Back to Fastgpt

Integrating M3E Embedding Model

document/content/docs/self-host/custom-models/m3e.en.mdx

4.14.182.2 KB
Original Source

Introduction

FastGPT uses OpenAI's embedding model by default. For private deployment, you can replace it with the M3E embedding model. M3E is a lightweight model with low resource requirements -- it can even run on CPU. The following tutorial is based on an image provided by community contributor "睡大觉".

Deploy the Image

Image: stawky/m3e-large-api:latest China mirror: registry.cn-hangzhou.aliyuncs.com/fastgpt_docker/m3e-large-api:latest Port: 6008 Environment variables:

# Set the security token (used as the channel key in OneAPI)
Default: sk-aaabbbcccdddeeefffggghhhiiijjjkkk
You can also set it via the environment variable: sk-key. Refer to Docker documentation for how to pass environment variables.

Connect to One API

Add a channel with the following parameters:

Test

curl example:

bash
curl --location --request POST 'https://domain/v1/embeddings' \
--header 'Authorization: Bearer xxxx' \
--header 'Content-Type: application/json' \
--data-raw '{
  "model": "m3e",
  "input": ["What is laf"]
}'

Set Authorization to your sk-key. The model field should match the custom model name you entered in One API.

Integrate with FastGPT

Edit the config.json file and add the M3E model to vectorModels:

json
"vectorModels": [
    {
      "model": "text-embedding-ada-002",
      "name": "Embedding-2",
      "price": 0.2,
      "defaultToken": 500,
      "maxToken": 3000
    },
    {
      "model": "m3e",
      "name": "M3E (for testing)",
      "price": 0.1,
      "defaultToken": 500,
      "maxToken": 1800
    }
]

Usage

  1. Select the M3E model when creating a Knowledge Base.
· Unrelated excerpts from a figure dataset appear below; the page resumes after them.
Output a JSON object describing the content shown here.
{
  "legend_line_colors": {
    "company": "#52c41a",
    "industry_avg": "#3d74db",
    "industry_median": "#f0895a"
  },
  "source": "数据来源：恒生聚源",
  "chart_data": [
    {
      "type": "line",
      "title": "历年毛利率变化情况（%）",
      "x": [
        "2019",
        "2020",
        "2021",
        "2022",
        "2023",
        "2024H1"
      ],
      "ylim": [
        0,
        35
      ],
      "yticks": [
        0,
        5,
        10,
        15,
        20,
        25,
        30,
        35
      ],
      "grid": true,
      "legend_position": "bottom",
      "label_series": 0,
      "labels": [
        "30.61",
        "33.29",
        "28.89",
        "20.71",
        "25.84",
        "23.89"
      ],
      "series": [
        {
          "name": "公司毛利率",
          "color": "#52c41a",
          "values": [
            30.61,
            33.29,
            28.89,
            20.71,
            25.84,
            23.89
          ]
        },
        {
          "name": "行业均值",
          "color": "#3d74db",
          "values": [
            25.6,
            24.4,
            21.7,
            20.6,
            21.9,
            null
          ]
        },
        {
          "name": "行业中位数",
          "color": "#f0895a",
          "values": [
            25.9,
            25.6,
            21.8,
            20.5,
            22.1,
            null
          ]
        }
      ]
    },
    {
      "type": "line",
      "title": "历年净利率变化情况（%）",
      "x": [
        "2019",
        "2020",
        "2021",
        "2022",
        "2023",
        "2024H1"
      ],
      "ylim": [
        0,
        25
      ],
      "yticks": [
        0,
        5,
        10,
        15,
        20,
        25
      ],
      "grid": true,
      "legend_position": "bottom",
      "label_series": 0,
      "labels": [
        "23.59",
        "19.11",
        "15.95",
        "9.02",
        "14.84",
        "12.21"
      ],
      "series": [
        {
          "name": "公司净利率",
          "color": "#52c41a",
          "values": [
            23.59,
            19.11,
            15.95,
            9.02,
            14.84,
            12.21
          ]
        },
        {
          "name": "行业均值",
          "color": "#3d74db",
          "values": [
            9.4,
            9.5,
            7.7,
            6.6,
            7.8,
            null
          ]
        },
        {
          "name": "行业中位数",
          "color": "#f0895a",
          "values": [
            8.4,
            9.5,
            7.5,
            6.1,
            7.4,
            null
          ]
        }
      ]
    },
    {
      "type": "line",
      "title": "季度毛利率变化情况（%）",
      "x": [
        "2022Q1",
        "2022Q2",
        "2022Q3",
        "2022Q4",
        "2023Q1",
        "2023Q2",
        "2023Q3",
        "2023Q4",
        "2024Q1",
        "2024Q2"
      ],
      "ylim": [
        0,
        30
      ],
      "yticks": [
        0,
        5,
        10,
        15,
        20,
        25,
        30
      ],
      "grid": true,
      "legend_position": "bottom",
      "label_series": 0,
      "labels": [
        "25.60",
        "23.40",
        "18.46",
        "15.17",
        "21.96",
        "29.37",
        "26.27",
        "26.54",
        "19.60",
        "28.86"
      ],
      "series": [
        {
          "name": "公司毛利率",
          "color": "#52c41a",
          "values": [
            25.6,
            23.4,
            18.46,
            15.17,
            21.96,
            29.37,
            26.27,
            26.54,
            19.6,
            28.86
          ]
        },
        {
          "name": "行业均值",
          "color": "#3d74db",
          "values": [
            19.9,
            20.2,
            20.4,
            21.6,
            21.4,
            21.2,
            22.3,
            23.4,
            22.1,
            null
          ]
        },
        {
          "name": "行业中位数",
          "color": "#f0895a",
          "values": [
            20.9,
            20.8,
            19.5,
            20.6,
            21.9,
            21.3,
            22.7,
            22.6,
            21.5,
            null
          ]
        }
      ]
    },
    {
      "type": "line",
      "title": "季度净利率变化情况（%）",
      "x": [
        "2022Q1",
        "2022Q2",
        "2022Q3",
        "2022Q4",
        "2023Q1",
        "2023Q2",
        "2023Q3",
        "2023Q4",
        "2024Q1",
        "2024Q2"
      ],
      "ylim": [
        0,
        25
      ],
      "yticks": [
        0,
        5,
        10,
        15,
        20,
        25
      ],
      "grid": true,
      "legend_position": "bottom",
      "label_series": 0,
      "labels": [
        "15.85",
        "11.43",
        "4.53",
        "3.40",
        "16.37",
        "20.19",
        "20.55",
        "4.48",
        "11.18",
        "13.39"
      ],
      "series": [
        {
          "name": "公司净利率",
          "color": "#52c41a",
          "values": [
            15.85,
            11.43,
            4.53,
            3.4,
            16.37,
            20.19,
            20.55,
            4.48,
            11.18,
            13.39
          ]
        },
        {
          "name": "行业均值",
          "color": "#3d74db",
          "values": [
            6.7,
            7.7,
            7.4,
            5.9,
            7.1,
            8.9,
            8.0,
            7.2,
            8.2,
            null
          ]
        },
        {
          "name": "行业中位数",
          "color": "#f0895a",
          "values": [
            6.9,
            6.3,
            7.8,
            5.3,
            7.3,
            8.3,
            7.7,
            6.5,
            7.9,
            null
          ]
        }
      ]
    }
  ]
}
    Note: once selected, the embedding model for the Knowledge Base cannot be changed.

  2. Import data

  3. Test search

  4. Bind the Knowledge Base to an app

    Note: an app can only bind Knowledge Bases that use the same embedding model -- cross-model binding is not supported. You may also need to adjust the similarity threshold, as different embedding models produce different similarity (distance) scores. Test and tune accordingly.